Let's not start calling for blood and saying ridiculous things like the 999 operator has blood on their hands. Or making silly comments about them being "lovely women" - they may well have been, they may have been very unpleasant but unless you know them personally you don't know.
People working on 999 lines are under enormous pressure and get a LOT of time wasters. The caller wouldn't give her name and wouldn't say what language she spoke - there was obviously some sort of communication barrier. She just kept asking for an ambulance. They also tried to call the number back and didn't get an answer. 999 times out of 1000 when that sort of call comes in it is a timewaster or a hoax. The trick is spotting the 1 time when it isn't and it is clear that the SYSTEM has failed here, not the individual operator. Slinging around personal remarks or calling for them to be charged with manslaughter is just madness.

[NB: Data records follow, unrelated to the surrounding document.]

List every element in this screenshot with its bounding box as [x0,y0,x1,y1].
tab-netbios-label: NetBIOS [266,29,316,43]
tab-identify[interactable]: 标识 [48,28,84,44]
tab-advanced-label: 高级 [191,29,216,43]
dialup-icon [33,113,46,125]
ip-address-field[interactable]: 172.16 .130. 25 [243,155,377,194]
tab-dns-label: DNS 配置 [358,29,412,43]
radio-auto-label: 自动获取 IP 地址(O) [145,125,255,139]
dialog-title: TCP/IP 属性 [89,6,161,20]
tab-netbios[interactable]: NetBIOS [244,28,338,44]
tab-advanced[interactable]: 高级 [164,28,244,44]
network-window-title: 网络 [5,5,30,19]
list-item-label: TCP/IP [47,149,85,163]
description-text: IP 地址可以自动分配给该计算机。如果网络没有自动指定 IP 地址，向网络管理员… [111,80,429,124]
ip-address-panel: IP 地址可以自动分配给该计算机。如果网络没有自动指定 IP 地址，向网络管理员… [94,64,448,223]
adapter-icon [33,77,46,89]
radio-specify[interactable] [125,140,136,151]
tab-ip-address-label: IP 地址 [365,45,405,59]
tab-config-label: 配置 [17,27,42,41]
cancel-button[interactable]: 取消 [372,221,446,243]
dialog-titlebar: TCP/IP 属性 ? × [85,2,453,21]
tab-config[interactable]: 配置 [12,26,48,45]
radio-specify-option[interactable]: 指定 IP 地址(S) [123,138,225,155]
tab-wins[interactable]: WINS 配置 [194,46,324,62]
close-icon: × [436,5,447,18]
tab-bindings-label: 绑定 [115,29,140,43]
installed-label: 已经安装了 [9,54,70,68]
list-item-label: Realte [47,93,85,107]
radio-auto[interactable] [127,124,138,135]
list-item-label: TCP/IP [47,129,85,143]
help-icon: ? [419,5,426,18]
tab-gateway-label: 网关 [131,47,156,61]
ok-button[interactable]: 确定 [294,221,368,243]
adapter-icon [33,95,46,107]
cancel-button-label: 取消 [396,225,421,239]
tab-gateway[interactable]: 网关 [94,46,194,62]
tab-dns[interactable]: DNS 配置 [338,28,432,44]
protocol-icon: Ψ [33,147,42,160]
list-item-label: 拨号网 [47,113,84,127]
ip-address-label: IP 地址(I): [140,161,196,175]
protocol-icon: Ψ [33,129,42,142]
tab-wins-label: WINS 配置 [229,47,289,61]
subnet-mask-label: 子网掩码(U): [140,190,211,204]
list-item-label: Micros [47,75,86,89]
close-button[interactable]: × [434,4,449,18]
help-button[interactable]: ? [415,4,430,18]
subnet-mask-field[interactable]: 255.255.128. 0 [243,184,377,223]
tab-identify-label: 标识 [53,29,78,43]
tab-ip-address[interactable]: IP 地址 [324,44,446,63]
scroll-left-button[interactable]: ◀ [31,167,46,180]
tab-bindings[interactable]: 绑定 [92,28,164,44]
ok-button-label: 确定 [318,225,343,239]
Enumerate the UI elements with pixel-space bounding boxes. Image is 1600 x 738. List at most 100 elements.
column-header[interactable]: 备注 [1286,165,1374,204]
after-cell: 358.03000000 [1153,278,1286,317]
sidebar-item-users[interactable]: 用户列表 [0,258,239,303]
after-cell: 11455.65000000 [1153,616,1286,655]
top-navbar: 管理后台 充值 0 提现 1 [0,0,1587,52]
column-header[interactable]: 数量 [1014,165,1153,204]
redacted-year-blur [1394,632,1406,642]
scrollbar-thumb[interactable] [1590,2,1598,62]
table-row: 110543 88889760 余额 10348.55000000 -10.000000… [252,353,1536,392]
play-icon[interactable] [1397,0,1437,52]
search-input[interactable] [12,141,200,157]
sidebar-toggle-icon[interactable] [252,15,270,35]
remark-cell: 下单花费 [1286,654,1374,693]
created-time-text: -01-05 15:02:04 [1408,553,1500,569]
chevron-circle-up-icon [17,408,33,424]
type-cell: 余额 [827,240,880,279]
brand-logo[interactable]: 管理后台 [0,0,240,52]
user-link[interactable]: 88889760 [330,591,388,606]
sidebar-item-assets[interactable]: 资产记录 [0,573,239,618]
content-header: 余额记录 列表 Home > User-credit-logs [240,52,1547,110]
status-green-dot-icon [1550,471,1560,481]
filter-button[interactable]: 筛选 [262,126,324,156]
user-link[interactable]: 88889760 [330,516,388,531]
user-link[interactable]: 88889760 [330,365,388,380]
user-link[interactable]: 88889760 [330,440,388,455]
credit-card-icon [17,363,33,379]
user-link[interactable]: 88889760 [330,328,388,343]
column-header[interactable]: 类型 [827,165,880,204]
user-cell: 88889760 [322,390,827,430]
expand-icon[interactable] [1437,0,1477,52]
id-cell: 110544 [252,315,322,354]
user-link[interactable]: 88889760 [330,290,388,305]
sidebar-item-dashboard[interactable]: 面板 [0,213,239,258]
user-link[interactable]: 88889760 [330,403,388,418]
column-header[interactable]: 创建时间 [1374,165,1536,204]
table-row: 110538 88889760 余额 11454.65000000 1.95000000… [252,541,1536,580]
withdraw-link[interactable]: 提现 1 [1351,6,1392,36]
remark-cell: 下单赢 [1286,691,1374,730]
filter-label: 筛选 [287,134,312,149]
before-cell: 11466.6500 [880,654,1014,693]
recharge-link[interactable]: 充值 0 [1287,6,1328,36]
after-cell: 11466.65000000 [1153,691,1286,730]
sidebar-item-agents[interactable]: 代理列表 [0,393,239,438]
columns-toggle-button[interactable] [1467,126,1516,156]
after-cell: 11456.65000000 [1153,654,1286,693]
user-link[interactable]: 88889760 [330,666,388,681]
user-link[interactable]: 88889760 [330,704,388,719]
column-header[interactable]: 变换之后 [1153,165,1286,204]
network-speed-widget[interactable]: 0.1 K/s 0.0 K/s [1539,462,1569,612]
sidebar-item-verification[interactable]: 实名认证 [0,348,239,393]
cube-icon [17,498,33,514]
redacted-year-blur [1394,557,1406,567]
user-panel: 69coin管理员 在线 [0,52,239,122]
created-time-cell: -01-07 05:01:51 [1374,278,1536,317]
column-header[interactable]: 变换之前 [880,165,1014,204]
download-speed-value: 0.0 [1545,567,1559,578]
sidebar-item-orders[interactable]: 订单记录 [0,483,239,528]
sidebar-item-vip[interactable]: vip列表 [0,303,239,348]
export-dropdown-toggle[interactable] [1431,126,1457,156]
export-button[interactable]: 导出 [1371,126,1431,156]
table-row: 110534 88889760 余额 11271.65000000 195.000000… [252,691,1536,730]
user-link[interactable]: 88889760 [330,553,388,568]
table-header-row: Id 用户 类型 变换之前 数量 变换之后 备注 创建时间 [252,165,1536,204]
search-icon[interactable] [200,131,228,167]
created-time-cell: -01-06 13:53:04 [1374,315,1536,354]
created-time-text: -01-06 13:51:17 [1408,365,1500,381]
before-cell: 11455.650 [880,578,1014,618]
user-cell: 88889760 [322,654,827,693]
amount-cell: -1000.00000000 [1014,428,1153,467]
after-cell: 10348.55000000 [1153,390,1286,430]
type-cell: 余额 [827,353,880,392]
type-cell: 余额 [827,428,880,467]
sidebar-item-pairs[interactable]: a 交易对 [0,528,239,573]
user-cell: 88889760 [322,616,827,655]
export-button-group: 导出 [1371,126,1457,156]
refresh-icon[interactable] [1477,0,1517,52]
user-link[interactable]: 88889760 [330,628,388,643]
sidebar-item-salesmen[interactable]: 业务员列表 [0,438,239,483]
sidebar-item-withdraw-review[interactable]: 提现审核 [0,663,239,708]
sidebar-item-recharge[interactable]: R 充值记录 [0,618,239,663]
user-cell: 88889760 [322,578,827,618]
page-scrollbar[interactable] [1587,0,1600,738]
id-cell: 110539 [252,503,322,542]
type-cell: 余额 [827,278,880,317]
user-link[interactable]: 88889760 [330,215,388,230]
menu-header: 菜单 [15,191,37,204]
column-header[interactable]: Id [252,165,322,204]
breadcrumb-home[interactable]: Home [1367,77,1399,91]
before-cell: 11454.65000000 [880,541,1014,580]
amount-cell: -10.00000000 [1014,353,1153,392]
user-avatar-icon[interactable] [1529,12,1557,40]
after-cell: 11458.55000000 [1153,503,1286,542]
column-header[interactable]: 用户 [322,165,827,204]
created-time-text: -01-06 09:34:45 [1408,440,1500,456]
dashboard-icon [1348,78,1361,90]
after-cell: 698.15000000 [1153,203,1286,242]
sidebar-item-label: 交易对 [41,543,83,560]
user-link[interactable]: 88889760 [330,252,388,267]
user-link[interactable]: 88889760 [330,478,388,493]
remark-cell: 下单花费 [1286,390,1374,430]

There is definitely a wider conversation which needs to take place about people who have no support network and who are off the radar or authorities. In an ideal world there would be joined up thinking between the hospital, the GP, social services and the Police so that someone missing a follow up appointment in these situations would be automatically flagged for a welfare check. Or that someone who has been discharged ringing 999 would automatically flag on the operator's computer that this person was in hospital 24 hours before. But to do that you would need to integrate all the systems together and a huge proportion of the population would be up in arms about data protection, the government having access to their information, misuse, a nanny state, Big Brother, hacking....
The NHS is not fit for purpose and the sooner the government stop trying to prop it up by slinging cash at it the better.